In conclusion, thank goodness for Roman domination.

In further conclusion, I need to stop obsessing about religion.

-Jeanette

5 Comments:

Blogger sideshow bob said...

Imagine if he died of emphysema, you'd never have to be embarrassed by a coughing fit in church again...you'd be full of the Spirit of the Lord.
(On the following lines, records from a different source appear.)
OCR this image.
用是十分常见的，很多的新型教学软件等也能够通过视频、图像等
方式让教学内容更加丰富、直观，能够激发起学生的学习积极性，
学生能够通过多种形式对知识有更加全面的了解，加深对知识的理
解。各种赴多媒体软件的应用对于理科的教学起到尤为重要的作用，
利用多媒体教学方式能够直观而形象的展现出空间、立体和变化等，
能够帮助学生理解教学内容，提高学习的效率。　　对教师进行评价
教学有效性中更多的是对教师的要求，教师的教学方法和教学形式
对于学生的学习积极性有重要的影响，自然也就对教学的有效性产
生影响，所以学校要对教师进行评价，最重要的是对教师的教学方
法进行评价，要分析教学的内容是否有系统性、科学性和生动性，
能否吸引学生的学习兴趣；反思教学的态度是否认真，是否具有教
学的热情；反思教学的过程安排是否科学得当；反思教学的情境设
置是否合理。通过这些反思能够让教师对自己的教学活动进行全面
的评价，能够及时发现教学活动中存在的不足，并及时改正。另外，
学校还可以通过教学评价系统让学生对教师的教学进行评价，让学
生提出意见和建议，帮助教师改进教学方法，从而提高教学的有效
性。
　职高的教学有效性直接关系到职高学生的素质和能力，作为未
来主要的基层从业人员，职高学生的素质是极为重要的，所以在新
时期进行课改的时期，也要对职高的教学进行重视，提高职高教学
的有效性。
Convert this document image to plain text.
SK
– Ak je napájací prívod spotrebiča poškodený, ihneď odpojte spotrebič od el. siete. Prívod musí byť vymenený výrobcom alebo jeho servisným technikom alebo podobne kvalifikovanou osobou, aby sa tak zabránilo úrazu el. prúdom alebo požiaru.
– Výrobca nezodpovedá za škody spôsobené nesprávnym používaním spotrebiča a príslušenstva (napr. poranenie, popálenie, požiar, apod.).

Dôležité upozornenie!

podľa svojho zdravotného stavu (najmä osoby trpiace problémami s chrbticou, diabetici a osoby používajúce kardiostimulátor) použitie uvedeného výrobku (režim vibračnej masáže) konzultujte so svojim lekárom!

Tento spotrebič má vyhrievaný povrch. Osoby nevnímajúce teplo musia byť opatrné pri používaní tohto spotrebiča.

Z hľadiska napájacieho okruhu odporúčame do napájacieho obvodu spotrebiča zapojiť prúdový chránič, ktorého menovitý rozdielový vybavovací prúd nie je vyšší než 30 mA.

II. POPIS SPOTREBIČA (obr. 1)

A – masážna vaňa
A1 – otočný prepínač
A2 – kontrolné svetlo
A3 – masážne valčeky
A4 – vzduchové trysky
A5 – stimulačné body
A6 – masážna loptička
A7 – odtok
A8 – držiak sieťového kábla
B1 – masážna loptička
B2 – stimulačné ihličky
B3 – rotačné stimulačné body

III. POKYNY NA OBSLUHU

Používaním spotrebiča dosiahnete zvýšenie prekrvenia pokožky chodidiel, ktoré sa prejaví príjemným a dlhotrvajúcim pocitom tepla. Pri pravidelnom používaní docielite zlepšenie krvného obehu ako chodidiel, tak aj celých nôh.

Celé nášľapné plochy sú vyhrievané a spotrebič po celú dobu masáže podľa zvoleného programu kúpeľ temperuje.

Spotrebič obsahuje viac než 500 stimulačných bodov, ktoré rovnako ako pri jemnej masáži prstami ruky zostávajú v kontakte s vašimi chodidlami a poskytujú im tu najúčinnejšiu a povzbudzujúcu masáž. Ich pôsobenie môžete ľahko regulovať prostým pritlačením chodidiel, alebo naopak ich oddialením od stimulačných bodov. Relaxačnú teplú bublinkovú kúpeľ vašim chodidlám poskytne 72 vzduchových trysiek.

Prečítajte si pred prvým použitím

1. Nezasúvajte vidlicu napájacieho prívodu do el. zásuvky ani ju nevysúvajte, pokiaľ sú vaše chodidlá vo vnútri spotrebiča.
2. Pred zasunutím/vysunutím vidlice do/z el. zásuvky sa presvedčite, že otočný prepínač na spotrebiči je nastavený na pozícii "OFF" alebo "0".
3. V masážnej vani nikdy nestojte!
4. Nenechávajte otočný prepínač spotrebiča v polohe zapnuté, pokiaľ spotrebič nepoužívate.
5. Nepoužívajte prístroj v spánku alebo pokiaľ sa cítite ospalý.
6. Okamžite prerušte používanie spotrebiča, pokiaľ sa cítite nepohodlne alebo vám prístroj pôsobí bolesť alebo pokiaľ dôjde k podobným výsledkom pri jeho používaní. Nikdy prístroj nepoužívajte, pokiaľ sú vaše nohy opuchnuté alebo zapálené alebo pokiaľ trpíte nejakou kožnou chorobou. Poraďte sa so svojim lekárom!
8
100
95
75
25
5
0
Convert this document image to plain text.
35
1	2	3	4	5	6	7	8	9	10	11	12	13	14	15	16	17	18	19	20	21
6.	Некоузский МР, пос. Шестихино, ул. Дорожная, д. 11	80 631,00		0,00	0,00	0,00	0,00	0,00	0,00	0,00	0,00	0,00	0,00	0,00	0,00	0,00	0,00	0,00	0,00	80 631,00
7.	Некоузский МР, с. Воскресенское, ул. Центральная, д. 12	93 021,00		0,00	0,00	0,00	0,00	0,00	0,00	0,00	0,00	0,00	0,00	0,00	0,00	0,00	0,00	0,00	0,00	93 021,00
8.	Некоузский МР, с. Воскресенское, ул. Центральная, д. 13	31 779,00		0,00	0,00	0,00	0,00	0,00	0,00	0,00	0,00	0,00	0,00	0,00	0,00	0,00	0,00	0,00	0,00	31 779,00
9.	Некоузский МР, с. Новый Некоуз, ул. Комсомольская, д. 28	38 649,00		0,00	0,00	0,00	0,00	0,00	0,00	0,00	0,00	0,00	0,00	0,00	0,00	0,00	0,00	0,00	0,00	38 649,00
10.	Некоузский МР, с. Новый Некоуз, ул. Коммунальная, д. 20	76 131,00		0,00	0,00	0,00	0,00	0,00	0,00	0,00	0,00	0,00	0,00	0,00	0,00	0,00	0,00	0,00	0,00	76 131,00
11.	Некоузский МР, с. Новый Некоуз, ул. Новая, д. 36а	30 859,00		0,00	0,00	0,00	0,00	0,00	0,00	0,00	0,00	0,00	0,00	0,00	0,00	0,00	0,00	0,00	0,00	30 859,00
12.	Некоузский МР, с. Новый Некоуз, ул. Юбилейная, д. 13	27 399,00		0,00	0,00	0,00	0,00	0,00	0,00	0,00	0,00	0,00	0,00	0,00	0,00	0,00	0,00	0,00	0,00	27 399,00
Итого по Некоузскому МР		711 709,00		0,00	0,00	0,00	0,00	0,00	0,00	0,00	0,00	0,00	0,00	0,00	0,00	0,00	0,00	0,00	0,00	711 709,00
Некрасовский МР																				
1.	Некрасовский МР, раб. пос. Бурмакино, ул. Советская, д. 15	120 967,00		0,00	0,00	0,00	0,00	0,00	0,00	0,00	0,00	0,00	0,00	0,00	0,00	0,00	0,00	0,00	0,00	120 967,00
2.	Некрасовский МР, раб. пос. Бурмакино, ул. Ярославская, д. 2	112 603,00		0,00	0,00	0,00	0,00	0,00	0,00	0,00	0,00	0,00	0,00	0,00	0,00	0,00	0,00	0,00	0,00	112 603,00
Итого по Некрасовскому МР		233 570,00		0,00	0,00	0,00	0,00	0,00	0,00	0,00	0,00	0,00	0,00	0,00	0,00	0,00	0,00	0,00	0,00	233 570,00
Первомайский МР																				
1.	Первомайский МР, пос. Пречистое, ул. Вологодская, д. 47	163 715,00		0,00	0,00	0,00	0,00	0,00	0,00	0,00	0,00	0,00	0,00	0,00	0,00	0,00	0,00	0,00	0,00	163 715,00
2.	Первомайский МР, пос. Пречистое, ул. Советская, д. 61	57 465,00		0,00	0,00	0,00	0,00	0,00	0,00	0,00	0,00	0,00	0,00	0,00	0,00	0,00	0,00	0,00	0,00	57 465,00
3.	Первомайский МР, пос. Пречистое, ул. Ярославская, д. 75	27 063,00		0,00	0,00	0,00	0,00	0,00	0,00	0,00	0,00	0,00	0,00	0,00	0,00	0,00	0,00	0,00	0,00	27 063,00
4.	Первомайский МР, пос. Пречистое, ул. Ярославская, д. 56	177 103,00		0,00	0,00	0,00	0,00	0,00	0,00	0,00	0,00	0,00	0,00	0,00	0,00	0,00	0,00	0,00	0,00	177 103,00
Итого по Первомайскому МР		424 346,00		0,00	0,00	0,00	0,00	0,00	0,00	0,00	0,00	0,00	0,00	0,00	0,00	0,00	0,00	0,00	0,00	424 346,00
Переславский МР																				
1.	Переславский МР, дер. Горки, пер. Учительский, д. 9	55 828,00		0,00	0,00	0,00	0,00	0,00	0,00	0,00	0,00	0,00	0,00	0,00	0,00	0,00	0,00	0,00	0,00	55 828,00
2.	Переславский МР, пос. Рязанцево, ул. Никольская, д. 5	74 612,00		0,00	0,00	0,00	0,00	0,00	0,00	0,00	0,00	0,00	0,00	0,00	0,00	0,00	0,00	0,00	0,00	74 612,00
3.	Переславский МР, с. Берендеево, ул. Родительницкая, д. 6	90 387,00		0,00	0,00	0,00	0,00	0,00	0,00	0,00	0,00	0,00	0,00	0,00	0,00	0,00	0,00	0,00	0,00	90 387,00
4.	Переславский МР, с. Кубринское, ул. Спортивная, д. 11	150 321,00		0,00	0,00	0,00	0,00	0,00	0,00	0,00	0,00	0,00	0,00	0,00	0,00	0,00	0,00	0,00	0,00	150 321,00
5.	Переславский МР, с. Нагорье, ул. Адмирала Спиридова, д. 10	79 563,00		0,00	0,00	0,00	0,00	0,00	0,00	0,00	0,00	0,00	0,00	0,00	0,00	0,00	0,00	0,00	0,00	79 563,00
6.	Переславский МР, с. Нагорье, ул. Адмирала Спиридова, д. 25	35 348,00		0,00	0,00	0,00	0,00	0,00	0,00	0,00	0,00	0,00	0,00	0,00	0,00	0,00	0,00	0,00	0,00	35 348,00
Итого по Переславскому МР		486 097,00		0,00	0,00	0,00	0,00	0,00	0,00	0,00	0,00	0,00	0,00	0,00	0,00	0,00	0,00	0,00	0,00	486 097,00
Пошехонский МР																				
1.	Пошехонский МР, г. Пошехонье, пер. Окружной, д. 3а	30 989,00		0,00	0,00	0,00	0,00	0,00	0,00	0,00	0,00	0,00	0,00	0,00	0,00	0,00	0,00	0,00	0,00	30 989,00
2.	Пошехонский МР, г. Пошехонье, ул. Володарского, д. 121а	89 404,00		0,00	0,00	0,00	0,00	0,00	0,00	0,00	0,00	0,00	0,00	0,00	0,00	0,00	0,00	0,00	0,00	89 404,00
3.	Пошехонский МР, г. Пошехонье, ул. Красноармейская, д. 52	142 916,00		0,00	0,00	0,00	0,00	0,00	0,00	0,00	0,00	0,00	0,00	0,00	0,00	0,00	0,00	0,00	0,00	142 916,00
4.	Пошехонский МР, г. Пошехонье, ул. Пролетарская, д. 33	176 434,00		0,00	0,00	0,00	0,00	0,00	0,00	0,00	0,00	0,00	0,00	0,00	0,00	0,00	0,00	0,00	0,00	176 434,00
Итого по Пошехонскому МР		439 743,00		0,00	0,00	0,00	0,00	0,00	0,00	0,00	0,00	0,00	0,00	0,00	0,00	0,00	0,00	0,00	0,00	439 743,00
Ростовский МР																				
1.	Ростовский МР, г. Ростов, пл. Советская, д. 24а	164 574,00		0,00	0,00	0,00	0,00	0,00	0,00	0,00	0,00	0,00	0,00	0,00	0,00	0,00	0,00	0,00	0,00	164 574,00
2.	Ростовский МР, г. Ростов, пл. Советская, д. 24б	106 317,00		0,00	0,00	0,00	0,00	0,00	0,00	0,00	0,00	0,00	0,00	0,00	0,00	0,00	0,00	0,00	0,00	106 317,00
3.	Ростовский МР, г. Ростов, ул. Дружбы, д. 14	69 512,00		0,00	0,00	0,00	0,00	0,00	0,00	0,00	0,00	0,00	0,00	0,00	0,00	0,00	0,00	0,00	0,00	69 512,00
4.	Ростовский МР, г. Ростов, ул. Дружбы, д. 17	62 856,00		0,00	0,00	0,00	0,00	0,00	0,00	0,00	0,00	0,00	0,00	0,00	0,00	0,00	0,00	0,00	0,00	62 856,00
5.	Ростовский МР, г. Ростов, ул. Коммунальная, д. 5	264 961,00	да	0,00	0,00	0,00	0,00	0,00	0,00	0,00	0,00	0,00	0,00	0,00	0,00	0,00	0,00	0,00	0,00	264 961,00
Or a brain aneurysm; the majestic sound of hundreds of people slapping their heads in unison...

5:41 PM

 
Blogger ORF said...

It's a good thing JC lived 2000 years ago and not today when he could have kicked it like Terri Schiavo. We'd all had to mime being severly retarded every time we were blessing someone which would just be mean. Then again, if it would make Bill Frist insist I was a genius just by watching foud minutes of video footage of me drooling...

3:04 PM

 
Blogger bagels, boobs, and beer said...

I agree...And on the third day he used his catheter tube is MUCH less dramatic than on the third day he rose again.

-J

3:28 PM

 
Anonymous imzpenguin said...

I see nothing wrong with obsessions with religion, especially Catholics. I mean, Catholics get away with preserving odd body parts of their saints (I know for a fact there's at least one finger on display that is over 100 years old). And yet, when any of us *normies* feels the need to keep deceased folks' body parts around we're "freaks" and "scary". What a double standard.

11:40 AM

 
Blogger The Doc said...

I think Bill Hicks had a point when he said:

A lot of Catholics wear crosses around their necks. When Jesus comes back, do you think he ever wants to see a goddamn cross?